There are many sizes and designs for reactors for converting reactants to desirable intermediates and final products. Chemical engineers expend many hours designing reactor systems to optimize reactor production considering pressure, temperature, flow rates, catalyst cost, reaction kinetics along with balancing many other issues and concerns.
It is generally understood that a generally uniform distribution of reactants in a catalyst reactor is preferred to avoid hot spots and to avoid the underutilization of catalyst in the reactor. Many inlet designs have been created to improve the distribution of reactants within reactors such as where the reactants are vaporous and have higher velocities along the outside of a bend in the piping leading to the reactor. In a reactor arrangement that is fed by a conduit with a significant bend leading into the top or bottom of a reactor, the higher velocities tend to follow the outside of the bend and concentrate along one side of the reactor. Baffles and vanes have been used for years to create back pressure on the inlet stream and cause the reactants to distribute themselves across the reactor.

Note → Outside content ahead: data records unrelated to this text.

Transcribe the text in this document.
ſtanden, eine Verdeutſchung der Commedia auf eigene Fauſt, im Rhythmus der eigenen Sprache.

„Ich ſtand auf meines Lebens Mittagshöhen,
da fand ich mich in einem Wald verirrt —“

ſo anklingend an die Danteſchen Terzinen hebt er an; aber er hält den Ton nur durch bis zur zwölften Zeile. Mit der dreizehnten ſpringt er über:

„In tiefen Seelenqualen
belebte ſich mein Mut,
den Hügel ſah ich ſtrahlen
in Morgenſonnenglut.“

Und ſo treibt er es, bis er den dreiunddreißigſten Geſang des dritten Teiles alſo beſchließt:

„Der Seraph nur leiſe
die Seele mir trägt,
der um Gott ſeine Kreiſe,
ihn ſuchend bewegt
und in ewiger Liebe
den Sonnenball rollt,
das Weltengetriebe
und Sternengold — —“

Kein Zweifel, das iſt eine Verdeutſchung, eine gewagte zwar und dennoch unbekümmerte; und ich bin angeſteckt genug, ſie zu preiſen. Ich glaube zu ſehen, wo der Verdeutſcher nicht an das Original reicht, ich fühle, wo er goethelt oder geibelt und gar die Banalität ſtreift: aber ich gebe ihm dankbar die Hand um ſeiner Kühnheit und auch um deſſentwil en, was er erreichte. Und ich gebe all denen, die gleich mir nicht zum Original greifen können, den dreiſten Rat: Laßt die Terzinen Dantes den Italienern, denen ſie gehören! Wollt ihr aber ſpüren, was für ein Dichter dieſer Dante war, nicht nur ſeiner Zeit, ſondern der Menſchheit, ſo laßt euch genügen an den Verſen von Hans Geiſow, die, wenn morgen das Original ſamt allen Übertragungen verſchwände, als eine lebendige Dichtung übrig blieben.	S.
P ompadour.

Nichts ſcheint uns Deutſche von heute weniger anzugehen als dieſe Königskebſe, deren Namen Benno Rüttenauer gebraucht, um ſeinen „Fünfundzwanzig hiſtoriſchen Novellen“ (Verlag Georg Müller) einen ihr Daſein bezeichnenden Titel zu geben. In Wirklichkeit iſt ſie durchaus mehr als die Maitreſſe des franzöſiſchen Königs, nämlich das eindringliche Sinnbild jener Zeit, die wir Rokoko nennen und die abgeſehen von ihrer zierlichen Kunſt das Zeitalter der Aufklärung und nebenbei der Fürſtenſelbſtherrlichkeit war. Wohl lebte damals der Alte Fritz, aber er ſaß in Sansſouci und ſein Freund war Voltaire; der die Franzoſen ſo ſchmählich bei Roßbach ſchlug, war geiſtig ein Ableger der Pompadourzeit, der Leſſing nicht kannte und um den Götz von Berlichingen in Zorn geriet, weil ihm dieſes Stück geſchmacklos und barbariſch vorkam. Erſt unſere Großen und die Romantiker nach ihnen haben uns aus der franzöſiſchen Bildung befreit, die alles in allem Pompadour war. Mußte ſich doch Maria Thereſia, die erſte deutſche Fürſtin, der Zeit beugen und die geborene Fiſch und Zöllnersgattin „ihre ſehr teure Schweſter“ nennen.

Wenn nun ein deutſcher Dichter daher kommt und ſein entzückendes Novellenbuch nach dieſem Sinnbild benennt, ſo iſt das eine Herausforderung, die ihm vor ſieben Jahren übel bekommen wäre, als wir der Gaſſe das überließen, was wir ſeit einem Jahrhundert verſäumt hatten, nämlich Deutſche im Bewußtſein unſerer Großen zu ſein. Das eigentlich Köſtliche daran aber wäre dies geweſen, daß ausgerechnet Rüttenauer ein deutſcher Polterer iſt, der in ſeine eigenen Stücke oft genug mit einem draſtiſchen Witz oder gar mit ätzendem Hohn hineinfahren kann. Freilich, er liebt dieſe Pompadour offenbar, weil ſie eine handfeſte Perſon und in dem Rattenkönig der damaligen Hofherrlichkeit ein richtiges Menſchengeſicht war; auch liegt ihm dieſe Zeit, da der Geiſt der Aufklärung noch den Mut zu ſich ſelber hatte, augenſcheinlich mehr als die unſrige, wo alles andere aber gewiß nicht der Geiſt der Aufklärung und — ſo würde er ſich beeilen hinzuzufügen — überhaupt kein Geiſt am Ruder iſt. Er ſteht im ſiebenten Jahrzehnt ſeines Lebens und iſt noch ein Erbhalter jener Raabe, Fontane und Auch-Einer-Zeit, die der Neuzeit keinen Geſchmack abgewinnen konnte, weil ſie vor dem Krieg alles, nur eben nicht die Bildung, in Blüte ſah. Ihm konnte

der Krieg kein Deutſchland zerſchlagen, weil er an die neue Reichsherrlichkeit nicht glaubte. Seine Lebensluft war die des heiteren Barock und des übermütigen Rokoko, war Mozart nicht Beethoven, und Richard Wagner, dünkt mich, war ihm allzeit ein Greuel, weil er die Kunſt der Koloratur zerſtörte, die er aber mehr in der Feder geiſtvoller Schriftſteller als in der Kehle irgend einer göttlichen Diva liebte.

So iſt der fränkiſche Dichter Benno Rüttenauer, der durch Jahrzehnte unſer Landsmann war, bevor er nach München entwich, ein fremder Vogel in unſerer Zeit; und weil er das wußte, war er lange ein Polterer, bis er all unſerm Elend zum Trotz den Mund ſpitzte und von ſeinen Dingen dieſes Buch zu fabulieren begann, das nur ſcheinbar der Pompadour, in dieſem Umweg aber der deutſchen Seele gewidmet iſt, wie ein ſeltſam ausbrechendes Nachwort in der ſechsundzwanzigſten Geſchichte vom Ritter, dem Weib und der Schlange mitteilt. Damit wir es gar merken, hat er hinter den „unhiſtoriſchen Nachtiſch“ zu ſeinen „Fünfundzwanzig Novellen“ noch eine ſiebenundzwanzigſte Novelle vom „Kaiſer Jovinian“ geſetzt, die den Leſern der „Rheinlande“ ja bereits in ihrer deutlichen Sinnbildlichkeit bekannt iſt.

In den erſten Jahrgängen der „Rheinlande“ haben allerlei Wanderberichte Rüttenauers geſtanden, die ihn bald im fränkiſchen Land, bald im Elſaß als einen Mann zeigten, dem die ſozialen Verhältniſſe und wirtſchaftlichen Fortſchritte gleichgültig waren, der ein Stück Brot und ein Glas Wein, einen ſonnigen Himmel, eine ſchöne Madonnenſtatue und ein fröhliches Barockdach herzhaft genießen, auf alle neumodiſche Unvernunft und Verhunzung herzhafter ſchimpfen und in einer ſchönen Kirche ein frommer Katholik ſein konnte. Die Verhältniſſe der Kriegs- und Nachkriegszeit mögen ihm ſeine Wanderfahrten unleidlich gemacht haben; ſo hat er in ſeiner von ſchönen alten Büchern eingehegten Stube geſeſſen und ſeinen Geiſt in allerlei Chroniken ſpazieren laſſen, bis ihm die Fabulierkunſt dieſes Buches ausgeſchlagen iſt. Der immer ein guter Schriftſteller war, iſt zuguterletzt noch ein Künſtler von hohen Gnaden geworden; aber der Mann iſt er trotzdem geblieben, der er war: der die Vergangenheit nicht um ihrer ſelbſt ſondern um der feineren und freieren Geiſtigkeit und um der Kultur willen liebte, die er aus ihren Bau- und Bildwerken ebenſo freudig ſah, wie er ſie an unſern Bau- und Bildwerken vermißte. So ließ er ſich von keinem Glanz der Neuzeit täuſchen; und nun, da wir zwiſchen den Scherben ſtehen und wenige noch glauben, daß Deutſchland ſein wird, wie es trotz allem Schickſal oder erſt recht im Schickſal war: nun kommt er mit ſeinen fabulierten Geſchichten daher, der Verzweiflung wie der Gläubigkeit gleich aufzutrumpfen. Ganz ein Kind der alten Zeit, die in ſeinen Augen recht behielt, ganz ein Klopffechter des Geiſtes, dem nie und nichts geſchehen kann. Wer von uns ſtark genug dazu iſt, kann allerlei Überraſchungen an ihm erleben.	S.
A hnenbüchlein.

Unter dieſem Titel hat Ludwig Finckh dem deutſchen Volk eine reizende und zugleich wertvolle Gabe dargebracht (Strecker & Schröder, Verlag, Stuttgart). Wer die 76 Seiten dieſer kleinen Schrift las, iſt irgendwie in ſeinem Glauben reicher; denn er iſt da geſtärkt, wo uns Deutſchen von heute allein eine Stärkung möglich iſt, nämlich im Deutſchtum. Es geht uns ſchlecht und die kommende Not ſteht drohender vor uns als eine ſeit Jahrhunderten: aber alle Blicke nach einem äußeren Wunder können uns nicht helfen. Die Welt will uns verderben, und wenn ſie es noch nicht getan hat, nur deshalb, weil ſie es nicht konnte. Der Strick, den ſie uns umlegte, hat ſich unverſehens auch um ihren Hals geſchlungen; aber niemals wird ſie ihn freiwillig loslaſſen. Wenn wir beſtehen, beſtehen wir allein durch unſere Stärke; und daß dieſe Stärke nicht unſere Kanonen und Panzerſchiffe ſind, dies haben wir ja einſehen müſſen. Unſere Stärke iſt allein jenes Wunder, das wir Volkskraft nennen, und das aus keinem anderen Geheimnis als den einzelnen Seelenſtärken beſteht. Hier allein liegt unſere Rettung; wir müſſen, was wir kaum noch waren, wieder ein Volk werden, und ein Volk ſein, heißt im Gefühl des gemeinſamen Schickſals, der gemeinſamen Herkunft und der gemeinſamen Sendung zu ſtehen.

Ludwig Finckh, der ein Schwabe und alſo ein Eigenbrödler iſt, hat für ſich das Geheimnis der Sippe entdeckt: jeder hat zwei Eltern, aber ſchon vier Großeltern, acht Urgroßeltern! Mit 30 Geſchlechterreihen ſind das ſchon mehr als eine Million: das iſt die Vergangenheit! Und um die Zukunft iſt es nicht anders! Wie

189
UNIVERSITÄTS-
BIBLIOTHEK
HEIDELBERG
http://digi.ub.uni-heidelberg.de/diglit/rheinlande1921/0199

Another common technique is to provide an inert support bed with a thick layer of inert support that create tortuous paths to the catalyst and causing mixing and back pressure to create a level of balance across the body of the reactor.
What is desired is a technique for creating a balanced distribution of the reactants across a rector body without significantly enlarging the size of the reactor and without creating significant back pressure on the flow of reactants.